©picture by scribbles (Marye McKenney)

Wednesday, October 10, 2012

The Tutor's Daughter

Since I have discovered Julie Klassen as an author, I have read every book she's had published and loved every single one of them. The Tutor's Daughter is no exception. Emma Smallwood is trying to find a way to help her father make ends meet. He runs a small boarding school for boys and their last pupil has graduated out of their school. Emma takes it on herself to write to former clients who have younger sons to see if they would be interested in their school again. The family responds by asking Emma and her father to come to them to tutor their younger sons. This is the catalyst that starts a chain reaction of events to lend to the air of mystery, intrigue, and romance with a bit of high-jinx thrown in for good measure.

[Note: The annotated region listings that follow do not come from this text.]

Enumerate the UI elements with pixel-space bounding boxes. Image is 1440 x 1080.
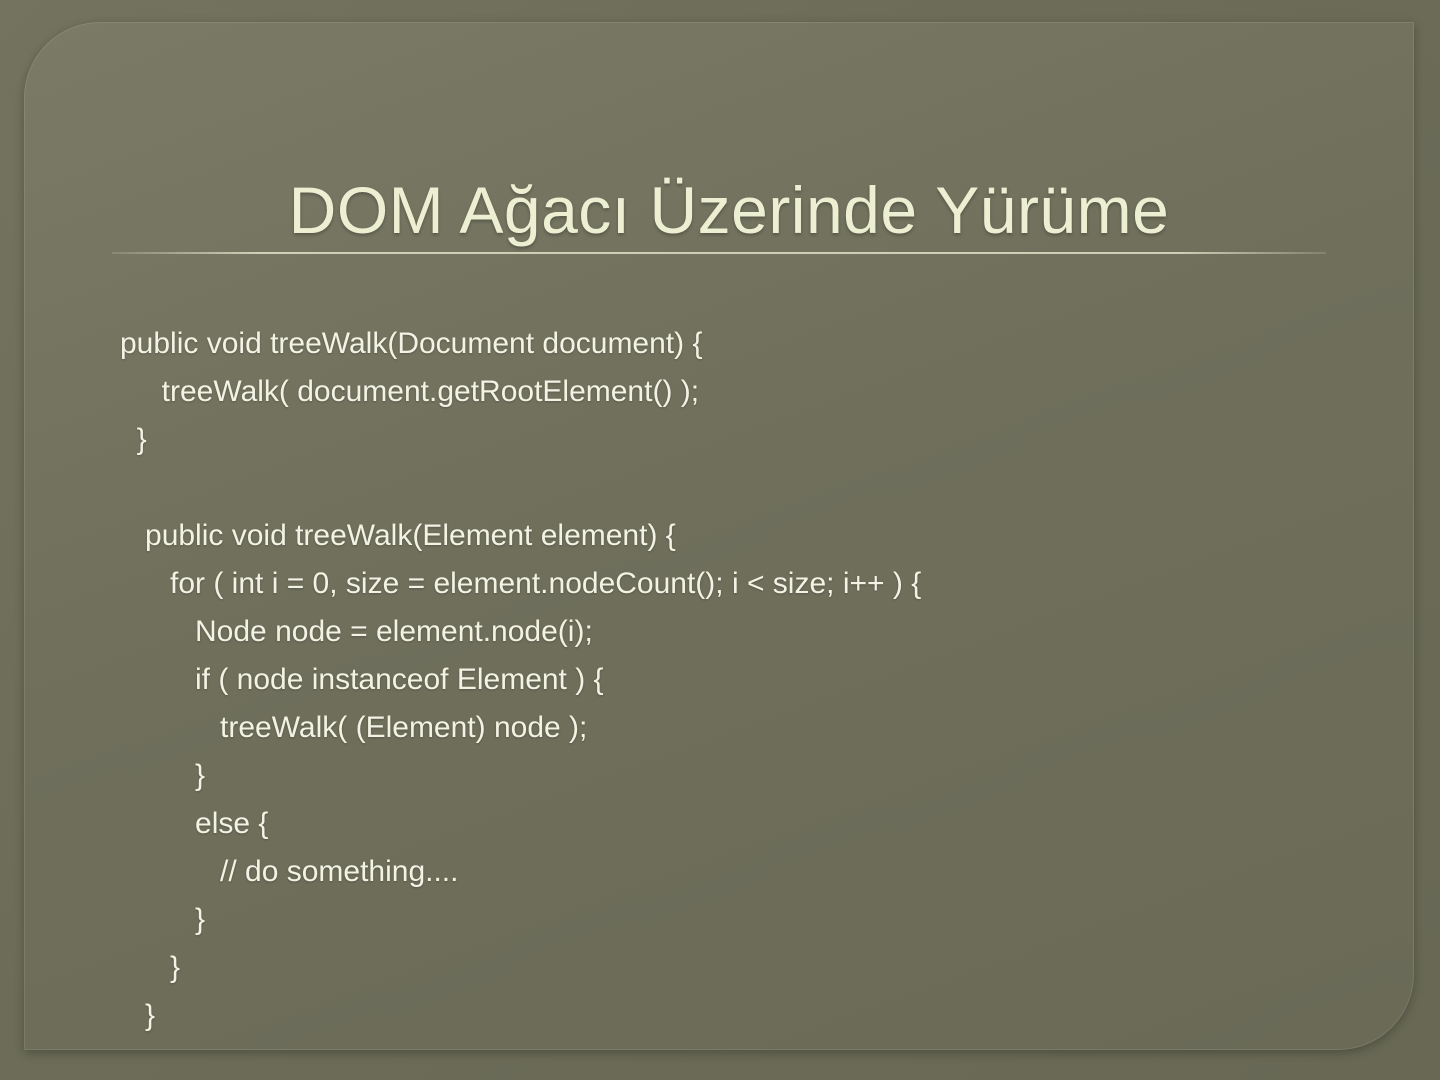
- content-panel: [24, 22, 1414, 1050]
- code-line: treeWalk( (Element) node );: [120, 711, 588, 744]
- code-line: }: [120, 903, 206, 936]
- code-line: }: [120, 759, 206, 792]
- code-line: }: [120, 999, 156, 1032]
- code-line: Node node = element.node(i);: [120, 615, 593, 648]
- code-line: for ( int i = 0, size = element.nodeCount(); i < size; i++ ) {: [120, 567, 922, 600]
- code-line: else {: [120, 807, 269, 840]
- code-line: public void treeWalk(Element element) {: [120, 519, 676, 552]
- code-line: if ( node instanceof Element ) {: [120, 663, 604, 696]
- title-divider: [112, 252, 1326, 254]
- code-block: [120, 320, 1344, 1040]
- page-title: DOM Ağacı Üzerinde Yürüme: [288, 173, 1170, 248]
- code-line: // do something....: [120, 855, 459, 888]
- code-line: public void treeWalk(Document document) {: [120, 327, 703, 360]
- code-line: }: [120, 423, 147, 456]
- code-line: [120, 464, 1344, 512]
- code-line: }: [120, 951, 181, 984]
- code-line: treeWalk( document.getRootElement() );: [120, 375, 700, 408]
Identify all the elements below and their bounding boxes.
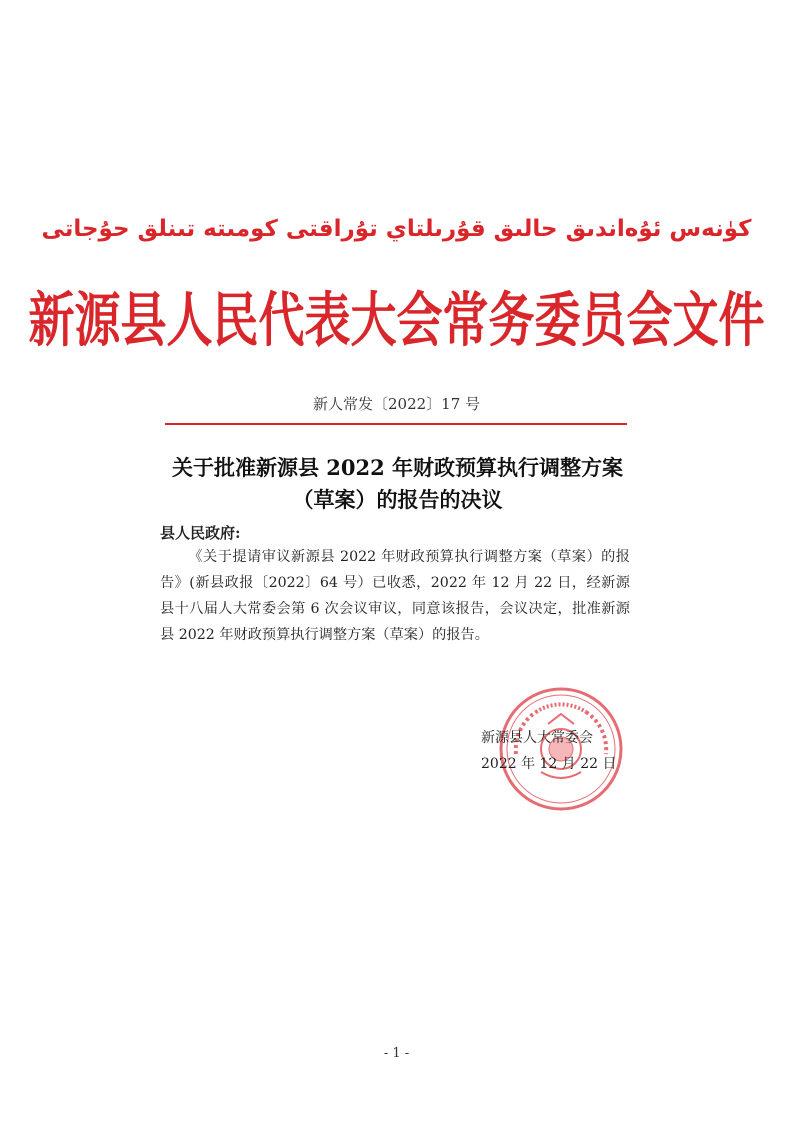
signature-organization: 新源县人大常委会	[481, 730, 593, 746]
issuer-title: 新源县人民代表大会常务委员会文件	[28, 285, 765, 355]
signature-date: 2022 年 12 月 22 日	[481, 756, 617, 772]
header-divider	[165, 423, 627, 425]
issuer-uyghur-line: كۈنەس ئۇەاندىق حالىق قۇرىلتاي تۇراقتى كومىتە تىنلق حۇجاتى	[41, 216, 752, 242]
addressee: 县人民政府:	[160, 524, 241, 542]
resolution-title-line-2: （草案）的报告的决议	[292, 487, 503, 512]
official-seal-icon	[496, 684, 626, 814]
resolution-title	[160, 452, 635, 516]
resolution-title-line-1: 关于批准新源县 2022 年财政预算执行调整方案	[171, 455, 624, 480]
body-paragraph: 《关于提请审议新源县 2022 年财政预算执行调整方案（草案）的报告》(新县政报〔2022〕64 号）已收悉，2022 年 12 月 22 日，经新源县十八届人大常委会第 6 次会议审议，同意该报告，会议决定，批准新源县 2022 年财政预算执行调整方案（草案）的报告。	[160, 549, 630, 643]
page-number: - 1 -	[383, 1046, 410, 1061]
document-number: 新人常发〔2022〕17 号	[312, 395, 481, 413]
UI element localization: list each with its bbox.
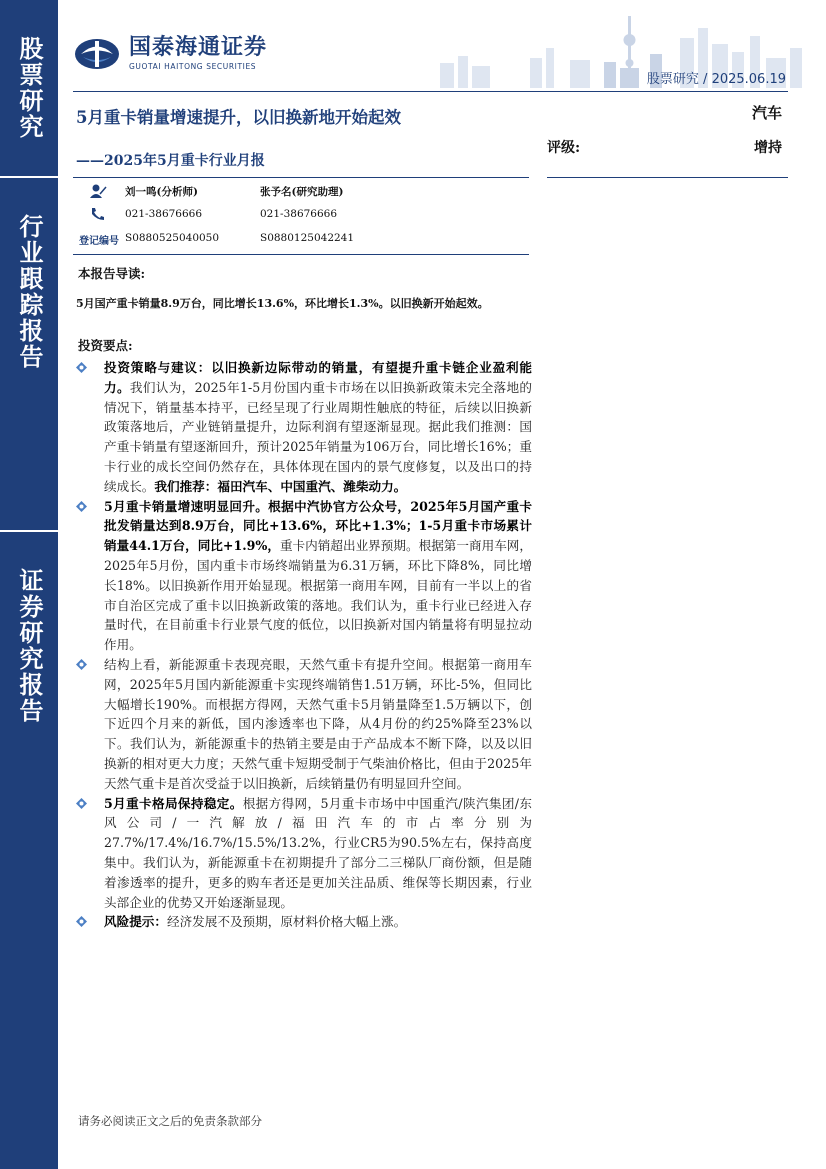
investment-points-list bbox=[76, 358, 532, 932]
header-divider bbox=[73, 91, 788, 92]
point-2-lead: 5月重卡销量增速明显回升。根据中汽协官方公众号，2025年5月国产重卡批发销量达到8.9万台，同比+13.6%，环比+1.3%；1-5月重卡市场累计销量44.1万台，同比+1.9%， bbox=[104, 498, 532, 554]
report-title: 5月重卡销量增速提升，以旧换新地开始起效 bbox=[76, 108, 401, 127]
analyst-icon bbox=[89, 183, 107, 199]
sidebar-block-securities-research bbox=[0, 532, 58, 1169]
registration-label: 登记编号 bbox=[79, 236, 119, 247]
sidebar-label-stock-research: 股票研究 bbox=[15, 36, 43, 140]
author-2-phone: 021-38676666 bbox=[260, 208, 338, 220]
author-2-reg: S0880125042241 bbox=[260, 232, 355, 244]
brand-logo-icon bbox=[73, 37, 121, 71]
diamond-bullet-icon bbox=[76, 659, 87, 670]
industry-label: 汽车 bbox=[751, 104, 782, 122]
guide-title: 本报告导读: bbox=[78, 266, 146, 281]
diamond-bullet-icon bbox=[76, 916, 87, 927]
diamond-bullet-icon bbox=[76, 501, 87, 512]
sidebar-label-industry-tracking: 行业跟踪报告 bbox=[15, 214, 43, 370]
brand-logo bbox=[73, 36, 267, 71]
phone-icon bbox=[89, 206, 107, 222]
diamond-bullet-icon bbox=[76, 798, 87, 809]
author-1-phone: 021-38676666 bbox=[125, 208, 203, 220]
point-1-body: 我们认为，2025年1-5月份国内重卡市场在以旧换新政策未完全落地的情况下，销量基本持平，已经呈现了行业周期性触底的特征，后续以旧换新政策落地后，产业链销量提升，边际利润有望逐渐显现。据此我们推测：国产重卡销量有望逐渐回升，预计2025年销量为106万台，同比增长16%；重卡行业的成长空间仍然存在，具体体现在国内的景气度修复，以及出口的持续成长。 bbox=[104, 379, 532, 494]
sidebar-block-industry-tracking bbox=[0, 178, 58, 530]
sidebar-block-stock-research bbox=[0, 0, 58, 176]
point-item bbox=[76, 655, 532, 794]
rating-label: 评级: bbox=[547, 140, 581, 156]
point-4-body: 根据方得网，5月重卡市场中中国重汽/陕汽集团/东风公司/一汽解放/福田汽车的市占率分别为27.7%/17.4%/16.7%/15.5%/13.2%，行业CR5为90.5%左右，保持高度集中。我们认为，新能源重卡在初期提升了部分二三梯队厂商份额，但是随着渗透率的提升，更多的购车者还是更加关注品质、维保等长期因素，行业头部企业的优势又开始逐渐显现。 bbox=[104, 795, 533, 910]
brand-name-cn: 国泰海通证券 bbox=[129, 35, 268, 60]
diamond-bullet-icon bbox=[76, 362, 87, 373]
point-2-body: 重卡内销超出业界预期。根据第一商用车网，2025年5月份，国内重卡市场终端销量为6.31万辆，环比下降8%，同比增长18%。以旧换新作用开始显现。根据第一商用车网，目前有一半以上的省市自治区完成了重卡以旧换新政策的落地。我们认为，重卡行业已经进入存量时代，在目前重卡行业景气度的低位，以旧换新对国内销量将有明显拉动作用。 bbox=[104, 538, 533, 653]
point-1-tail: 我们推荐：福田汽车、中国重汽、潍柴动力。 bbox=[154, 478, 407, 494]
author-divider bbox=[73, 254, 529, 255]
author-block bbox=[73, 182, 529, 252]
rating-divider bbox=[547, 177, 788, 178]
point-4-lead: 5月重卡格局保持稳定。 bbox=[104, 795, 243, 811]
brand-name-en: GUOTAI HAITONG SECURITIES bbox=[129, 62, 257, 71]
report-subtitle: ——2025年5月重卡行业月报 bbox=[76, 153, 265, 169]
author-1-name: 刘一鸣(分析师) bbox=[125, 186, 198, 198]
point-item bbox=[76, 912, 532, 932]
sidebar-label-securities-research: 证券研究报告 bbox=[15, 568, 43, 724]
left-sidebar bbox=[0, 0, 58, 1169]
point-item bbox=[76, 497, 532, 655]
title-divider bbox=[73, 177, 529, 178]
guide-text: 5月国产重卡销量8.9万台，同比增长13.6%，环比增长1.3%。以旧换新开始起效。 bbox=[76, 297, 489, 310]
point-item bbox=[76, 358, 532, 497]
point-3-body: 结构上看，新能源重卡表现亮眼，天然气重卡有提升空间。根据第一商用车网，2025年5月国内新能源重卡实现终端销售1.51万辆，环比-5%，但同比大幅增长190%。而根据方得网，天然气重卡5月销量降至1.5万辆以下，创下近四个月来的新低，国内渗透率也下降，从4月份的约25%降至23%以下。我们认为，新能源重卡的热销主要是由于产品成本不断下降，以及以旧换新的相对更大力度；天然气重卡短期受制于气柴油价格比，但由于2025年天然气重卡是首次受益于以旧换新，后续销量仍有明显回升空间。 bbox=[104, 656, 532, 791]
point-1-lead: 投资策略与建议：以旧换新边际带动的销量，有望提升重卡链企业盈利能力。 bbox=[104, 360, 532, 395]
disclaimer-footer: 请务必阅读正文之后的免责条款部分 bbox=[78, 1114, 262, 1128]
author-2-name: 张予名(研究助理) bbox=[260, 186, 344, 198]
rating-value: 增持 bbox=[754, 140, 782, 156]
point-5-lead: 风险提示： bbox=[104, 914, 167, 930]
author-1-reg: S0880525040050 bbox=[125, 232, 220, 244]
point-item bbox=[76, 794, 532, 913]
report-dateline: 股票研究 / 2025.06.19 bbox=[646, 72, 786, 87]
points-title: 投资要点: bbox=[78, 338, 133, 353]
point-5-body: 经济发展不及预期，原材料价格大幅上涨。 bbox=[166, 914, 407, 930]
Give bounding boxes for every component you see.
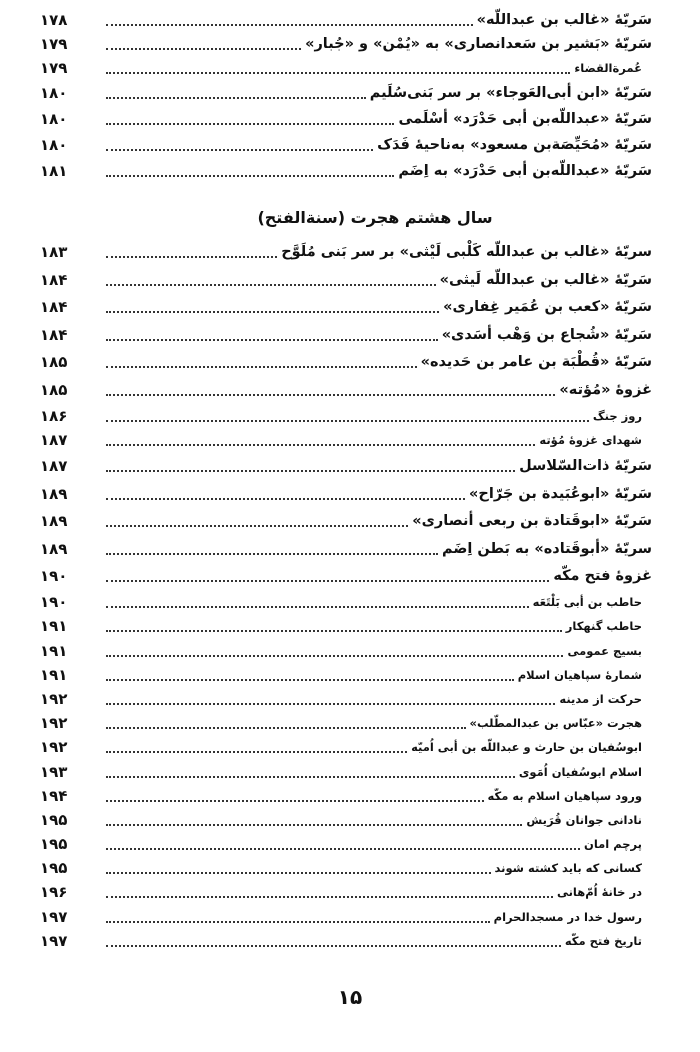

Rowan and Julian are the twin sons of Sir Giles and the boys that the Smallwoods have come to tutor. Henry and Philip are their older half-brothers who were once pupils at the Smallwood's boy's school. Both Henry and Philip remember Emma and the friendship she offered while they were living with the Smallwoods. Henry played pranks on Emma at every turn, it seemed; while Philip genuinely enjoyed her company. When Philip hears that Emma is now in residence at his family home, he comes home from Oxford to see her. Julian, especially, and Rowan, to a lesser degree, join forces to pull some pranks on Emma but with a less innocent motive than their older brother.

Julie Klassen develops her characters in such a way that you know immediately there are people you shouldn't trust, some you question their trustworthiness, and some you feel an immediate empathy for. Her settings are incredible in their detail and they invite you into the book so that you can see where the story is taking place to the point that you feel you are there.

Five Stars, Two Thumbs Up, and a Chess Set.